Presentation Date: 01 Dec 2010

File: Download File "ThD Orderly But Not Ordinary"

by Rhys Bezzant

A Thesis submitted in fulfilment of the requirements for the degree of Doctor of  Theology in the Australian College of Theology Melbourne December 2010

This thesis seeks to demonstrate the development of the ecclesiology of Edwards from the writings of his youth until his Stockbridge treatises, setting this within the context of Reformation and Puritan debates, and in response to his experience of the revivals during his Northampton ministry. My basic contention is that Edwards repristinates an ossified New England ecclesiology, by acknowledging the church’s dynamic relationship with the created order, history and the nations, and by advocating renewal in ecclesial life through revivals, itinerancy, Concerts of Prayer, missionary initiatives outside of the local congregation, and doctrinal clarification.

Edwards accommodates the Christendom model of ecclesiology to the new philosophical, political and social realities of the mid-eighteenth century British Atlantic world. He is prepared to relinquish an understanding of the church, in which the clergy primarily serves the wider community and the national interests of New England, but also distances himself from separatist ecclesiology, which draws strong lines of demarcation between the kingdom of this world and the Kingdom of Christ. His ecclesiology can be aptly summarised as prophetic, in as far as the church makes identification with its social context, while yet providing an alternative millennial vision for human flourishing. He embeds a revivalist ecclesiology within a traditional ecclesiology of nurture and institutional order.
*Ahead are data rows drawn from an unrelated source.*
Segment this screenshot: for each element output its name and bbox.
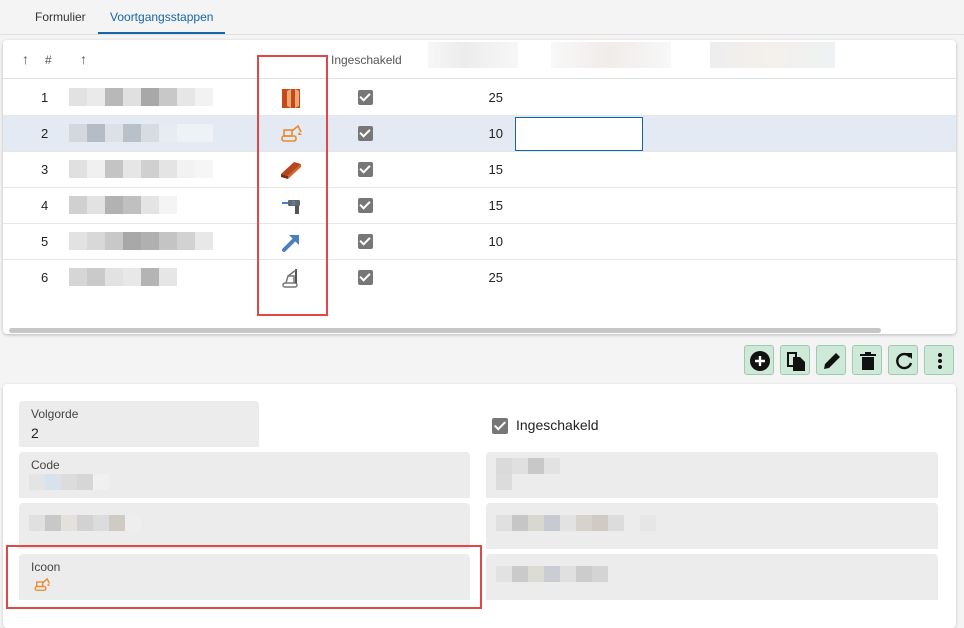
copy-button[interactable]: [780, 345, 810, 375]
redacted-field[interactable]: [486, 452, 938, 498]
redacted-name: [69, 124, 213, 142]
enabled-checkbox[interactable]: [358, 90, 373, 105]
table-row[interactable]: 1 25: [3, 80, 956, 116]
enabled-checkbox[interactable]: [358, 270, 373, 285]
redacted-value: [496, 515, 656, 531]
row-number: 4: [41, 198, 49, 213]
volgorde-value: 2: [31, 425, 39, 441]
column-header-number[interactable]: #: [45, 53, 52, 67]
enabled-checkbox[interactable]: [358, 126, 373, 141]
ingeschakeld-label: Ingeschakeld: [516, 417, 599, 433]
more-icon: [938, 353, 942, 369]
steps-grid: ↑ # ↑ Ingeschakeld 1 25 2 10 3 15 4 15 5…: [3, 40, 956, 334]
row-number: 6: [41, 270, 49, 285]
horizontal-scrollbar[interactable]: [9, 328, 881, 333]
enabled-checkbox[interactable]: [358, 162, 373, 177]
table-row[interactable]: 5 10: [3, 224, 956, 260]
table-row[interactable]: 6 25: [3, 260, 956, 296]
code-label: Code: [31, 458, 60, 472]
row-number: 1: [41, 90, 49, 105]
redacted-value: [29, 515, 141, 531]
redacted-header: [428, 42, 518, 68]
redacted-name: [69, 268, 177, 286]
redacted-name: [69, 88, 213, 106]
add-button[interactable]: [744, 345, 774, 375]
redacted-name: [69, 232, 213, 250]
volgorde-label: Volgorde: [31, 407, 79, 421]
sort-arrow-icon[interactable]: ↑: [80, 51, 87, 67]
cell-editor-input[interactable]: [515, 117, 643, 151]
row-number: 2: [41, 126, 49, 141]
refresh-button[interactable]: [888, 345, 918, 375]
enabled-checkbox[interactable]: [358, 198, 373, 213]
row-number: 5: [41, 234, 49, 249]
copy-icon: [787, 352, 805, 371]
redacted-value: [496, 458, 560, 474]
row-value: 10: [488, 234, 503, 249]
row-value: 25: [488, 90, 503, 105]
redacted-header: [551, 42, 671, 68]
table-row[interactable]: 4 15: [3, 188, 956, 224]
more-button[interactable]: [924, 345, 954, 375]
redacted-code: [29, 474, 109, 490]
column-header-enabled[interactable]: Ingeschakeld: [331, 53, 402, 67]
edit-icon: [824, 353, 840, 369]
redacted-name: [69, 160, 213, 178]
tab-formulier[interactable]: Formulier: [23, 0, 98, 34]
redacted-field[interactable]: [486, 554, 938, 600]
code-field[interactable]: Code: [19, 452, 470, 498]
tab-voortgangsstappen[interactable]: Voortgangsstappen: [98, 0, 226, 34]
row-value: 25: [488, 270, 503, 285]
icon-column-highlight: [257, 55, 328, 316]
ingeschakeld-checkbox[interactable]: [492, 418, 508, 434]
icoon-field-highlight: [6, 545, 482, 609]
add-icon: [750, 351, 770, 371]
table-row[interactable]: 3 15: [3, 152, 956, 188]
redacted-name: [69, 196, 177, 214]
delete-icon: [860, 352, 876, 370]
redacted-field[interactable]: [486, 503, 938, 549]
row-value: 10: [488, 126, 503, 141]
volgorde-field[interactable]: Volgorde 2: [19, 401, 259, 447]
enabled-checkbox[interactable]: [358, 234, 373, 249]
grid-header: ↑ # ↑ Ingeschakeld: [3, 40, 956, 79]
edit-button[interactable]: [816, 345, 846, 375]
redacted-value: [496, 566, 608, 582]
row-value: 15: [488, 162, 503, 177]
redacted-header: [710, 42, 835, 68]
refresh-icon: [896, 352, 913, 370]
table-row-selected[interactable]: 2 10: [3, 116, 956, 152]
redacted-field[interactable]: [19, 503, 470, 549]
sort-arrow-icon[interactable]: ↑: [22, 51, 29, 67]
tab-bar: Formulier Voortgangsstappen: [0, 0, 964, 35]
row-number: 3: [41, 162, 49, 177]
redacted-value: [496, 474, 512, 490]
row-value: 15: [488, 198, 503, 213]
delete-button[interactable]: [852, 345, 882, 375]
I maintain therefore that Edwards’s dismissal is not the result of reactionary attempts to reinstitute the prevailing conditions of an earlier vision of the church, nor can he be accused of reneging on progressive views of the church after the revivals have subsided. Edwards’s Gospel is
preached within a larger vision of transformed society and the glory of God, for whom the church is an orderly but not ordinary instrument to promote visible union between believers and Christ.